Take-Away: Nvidia has been in the news a lot these days, receiving lots of attention by the investment community. It’s CEO, Jensen Huang, worth about $127 billion, recently received (probably) some unwanted attention at the same time from some SEC filings.

Background: Mr. Huang is supposedly the 10th richest person in the U.S. It was recently reported that by using a couple of estate planning steps often exploited by the wealthy, he and his wife have probably avoided roughly $8 billion in future federal transfer taxes. While the strategies that Mr. Huang used are not explicitly authorized in the Tax Code, by navigating the Regulations and relying on a handful of court decisions known to estate planners, the Huangs are guesstimated to have avoided billions in future federal transfer taxes. How?

Private Foundation: In 2007 Mr. Huang and his wife formed a private foundation. Transfers to the foundation provided to them an immediate charitable income tax deduction to offset their taxable income. While a private foundation is required by the Tax Code to distribute 5% of its assets each year to charity, the Huangs got around this requirement by regularly distributing the 5% from their private foundation to a donor advised fund (DAF.) Under current law, a donor advised fund is not required to currently give or grant any money to charitable organizations. When the donor dies, control of the DAF can pass to the DAF donor’s heirs- without incurring any estate or transfer tax.

This is why the ACE Act is currently being studied by Congress. The ACE Act would prevent a private foundation from ‘end-running’ the 5% distribution requirement by disqualifying the foundation’s distribution to a DAF, where the foundation’s distributed funds are otherwise ‘warehoused’ to a much later date before benefiting charities.

IDGTs: In 2012 Mr. Huang and his wife created intentionally defective grantor trusts (IDGTs), which were used to shift the future appreciation of transferred assets out of their estates gift tax-free. It is unclear if the appreciating assets were sold or gifted to the IDGTs, but we know from the grantor trust rules that the sale of the appreciated assets to a IDGT avoids any capital gain recognition by the seller. Then you have the ‘estate burn’ associated with a grantor trust, where the grantor pays the income tax liability associated with the irrevocable IDGT, but the payment of the trust’s income tax liability is not treated as a taxable gift by the grantor.

Many proposals were made during the Biden Administration years to restrict the use of grantor trusts, including a change to treat a sale to an IDGT as a tax-recognition event for the seller, and treating the grantor payment of the grantor’s trust income tax liability as a taxable gift. The proposals never were implemented by Congress, but Congressional committees are still looking at closing what it considers to be grantor-trust-abuses.

GRATs:  In 2026 Mr. and Mrs.
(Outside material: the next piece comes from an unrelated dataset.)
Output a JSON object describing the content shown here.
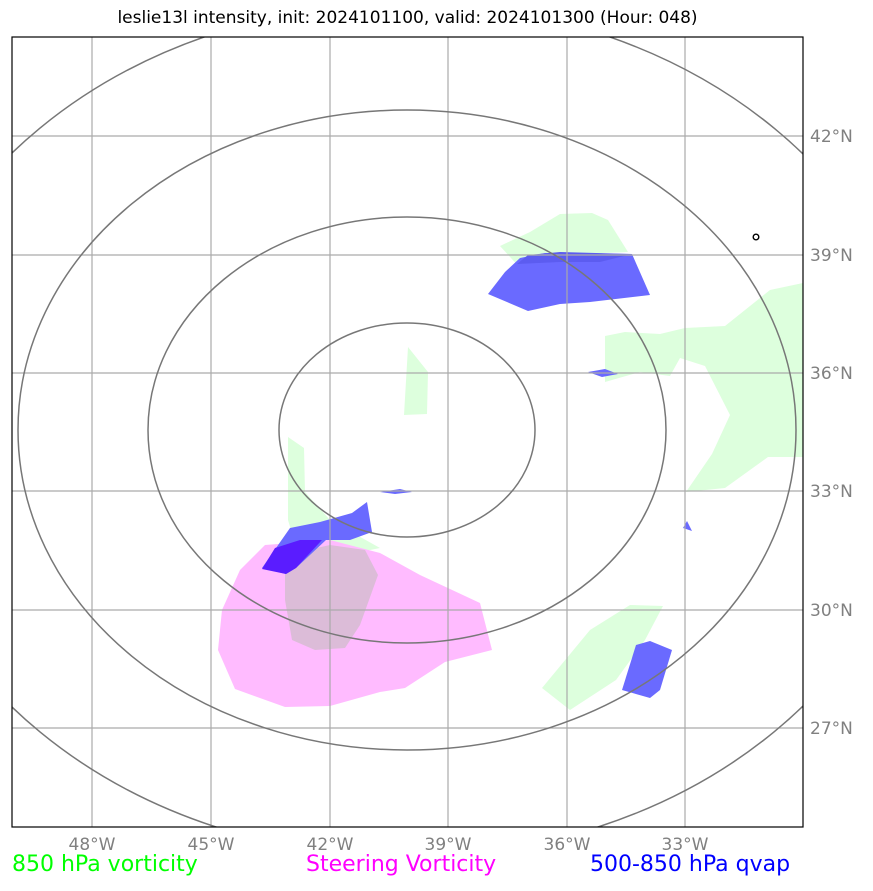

Huang set up grantor retained annuity trusts (GRATs). In doing so, they exploited the 2000 Tax Court decision in Wall v. Commissioner, (Walmart stock transferred to GRATs by one of the Walmart heirs) which sanctioned a ‘zeroed-out-GRAT’ where the gift of the remainder interests in the GRAT (by increasing the value of the retained annuity) is valued at $1.00 (meaning no gift tax is incurred when the GRAT is funded.) Consequently, if the GRAT’s assets appreciate faster than the applicable federal rate (AFR) of interest that is used to value the grantor’s retained annuity interest [IRC 2702], at the end of the GRAT’s annuity payment period, the ‘excess’ growth in the GRAT assets pass to the remainder beneficiary of the GRAT gift-tax-free.

The Biden Administration also focused on curbing what it thought were GRAT abuses, by requiring a minimum value of 10% of the transferred assets value assigned to the GRAT remainder interest, imposing a minimum duration of a GRAT’s annuity period, e.g., 10 years, and restricting how the grantor’s retained annuity right was calculated to eliminate some perceived ‘gaming’ with adjusting formulae. As with the IDGTs, these suggested changes were not particularly important to Congress to make them a priority.
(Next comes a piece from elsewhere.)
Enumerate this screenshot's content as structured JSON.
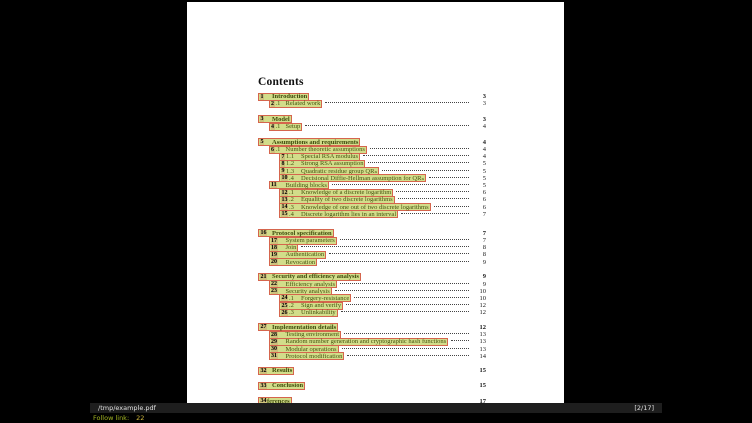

Conclusion: The current Tax Bill before Congress would not eliminate or curtail the use of GRATs, IDGTs, or stop transfers by private foundations to donor advised funds. These effective estate planning strategies and techniques could still be used to avoid transfer taxes.  The large applicable exemption amount will continue. Apparently,  some of the perceived estate planning ‘loopholes’ will also continue as the deficit continues to grow.